Let’s not too much of a fuss about what follows, but it was a little thing that bothered me a bit. It concerned racism, except that it didn’t, not really. The truly wonderful Nile Rodgers was on the Chris Evans Breakfast show on BBC Radio 2 this morning. As ever, he was hugely entertaining, very wise and very funny. There is nothing I don’t like about Rodgers but I was, just a tiny bit, concerned by one little thing he said, a throwaway comment when referring to another guest’s suntan. Rodgers said it wasn’t as good as his own tan, or something like that. Everyone laughed, very awkwardly, I thought. I winced.
Nile Rodgers, you may know, is black and, increasingly, matters of colour are becoming irrelevant. This is not Alf Garnett or Love Thy Neighbour, it is not the Colour Bar or Apartheid. These are fast becoming the disgraces of yesterday, not today.
The norm is that if a black person makes a black joke, then that’s all right. This extends into other areas, like Jewishness. Jackie Mason has made a career out of Jewish humour, Mel Brooks has trodden all over all manner of areas including colour, usually to tremendous positive effect. With comedy being the new rock and roll, comedians come from all areas of society. Reginald D Hunter upset a PFA dinner the other year by his use of the ‘N’ word. How far should it go and is it all right as long as the joke is funny?

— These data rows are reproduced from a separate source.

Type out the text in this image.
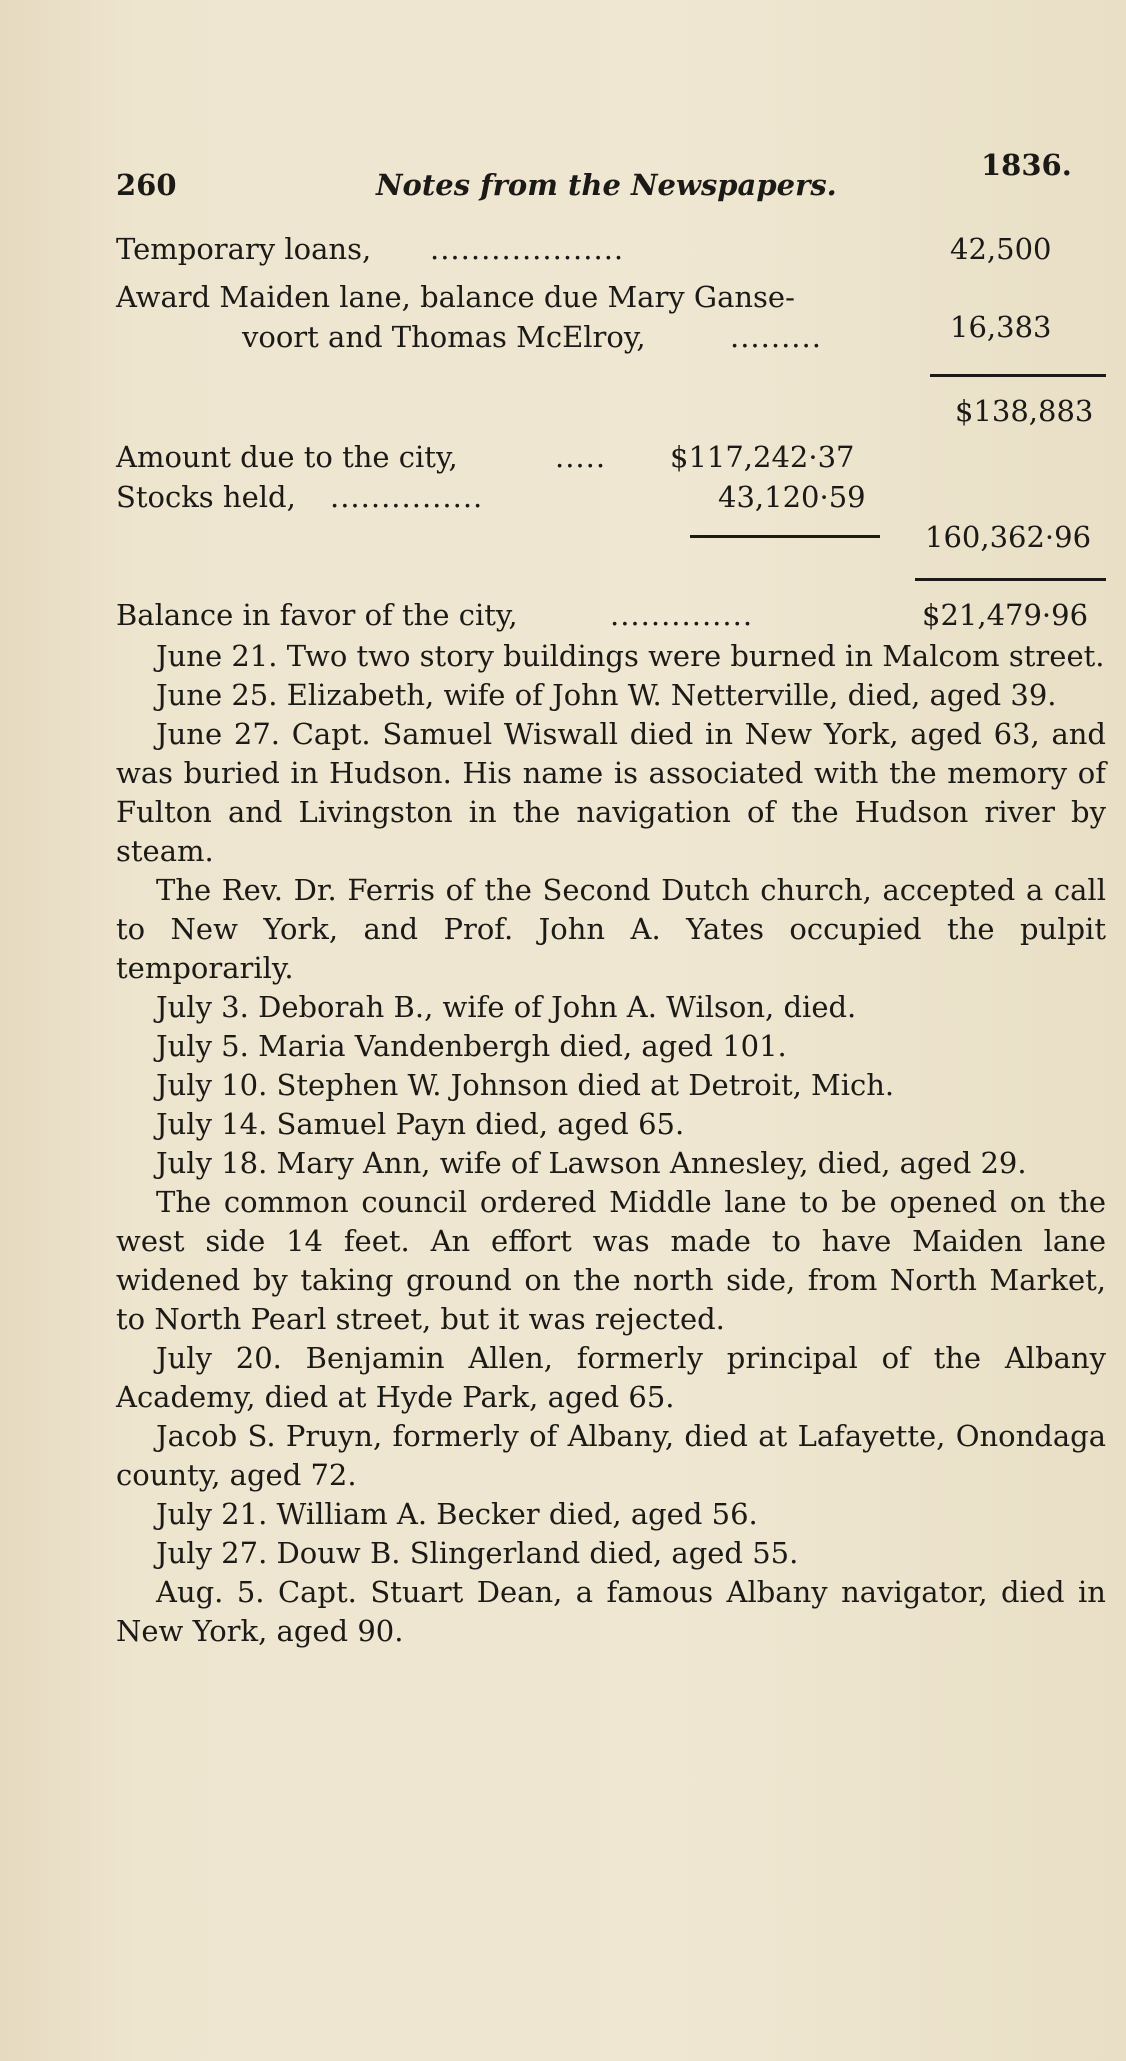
260	Notes from the Newspapers.
1836.
Temporary loans, ...................	42,500
Award Maiden lane, balance due Mary Ganse-
voort and Thomas McElroy,	.........	16,383
$138,883
Amount due to the city,	..... $117,242·37
Stocks held, ...............	43,120·59
160,362·96
Balance in favor of the city,	..............	$21,479·96

June 21. Two two story buildings were burned in Malcom street.

June 25. Elizabeth, wife of John W. Netterville, died, aged 39.

June 27. Capt. Samuel Wiswall died in New York, aged 63, and was buried in Hudson. His name is associated with the memory of Fulton and Livingston in the navigation of the Hudson river by steam.

The Rev. Dr. Ferris of the Second Dutch church, accepted a call to New York, and Prof. John A. Yates occupied the pulpit temporarily.

July 3. Deborah B., wife of John A. Wilson, died.

July 5. Maria Vandenbergh died, aged 101.

July 10. Stephen W. Johnson died at Detroit, Mich.

July 14. Samuel Payn died, aged 65.

July 18. Mary Ann, wife of Lawson Annesley, died, aged 29.

The common council ordered Middle lane to be opened on the west side 14 feet. An effort was made to have Maiden lane widened by taking ground on the north side, from North Market, to North Pearl street, but it was rejected.

July 20. Benjamin Allen, formerly principal of the Albany Academy, died at Hyde Park, aged 65.

Jacob S. Pruyn, formerly of Albany, died at Lafayette, Onondaga county, aged 72.

July 21. William A. Becker died, aged 56.

July 27. Douw B. Slingerland died, aged 55.

Aug. 5. Capt. Stuart Dean, a famous Albany navigator, died in New York, aged 90.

I grew up in a word of ‘N’ word humour and ‘Paki’ jokes. They were not just mainstream in the school playground (although not in mine, thankfully), it was what TV comedy was all about. The famous comedians of the day, the likes of Bernard Manning and Jim Davidson, went way over any line of acceptability by which we might measure it today. Racist humour was the norm and if you spoke out against it, you were “politically correct”, a worthless term used by racists and bigots to this day to defend racist and bigoted comments. All this returned to me this morning whilst listening to Nile Rodgers.
If you have never seen Love Thy Neighbour, a TV series from the 1970s where a black couple moved in next door to a white couple of which the man was an unpleasant racist, I suggest you don’t. I cringed when I saw it first time out. How I would feel now, I daren’t even imagine.
Most of us have managed to work out that black people are black not through sitting on their loungers, although a black friend of mine joked about his own tan when returning from foreign holidays (and he was right: sun tans are not exclusive to white people). But this was 30-odd years ago and we were still living in the dark ages, so to speak.
Rodgers meant no ill by his comment. It was the sort of thing older black people tend to say, possibly because that was what they were expected to say. And it was a throwaway comment, that’s all.
Maybe it’s the sense of how we have all, finally, moved on that got me to thinking about this age old subject or maybe it’s because I’m over-sensitive, operating a zero tolerance strategy, at least in my mind.
More than likely, it gave me a glimpse of yesterday, before we realised just how bonkers it is to judge people by colour. It’s hard to believe it did used to matter for most people and that it still matters to some.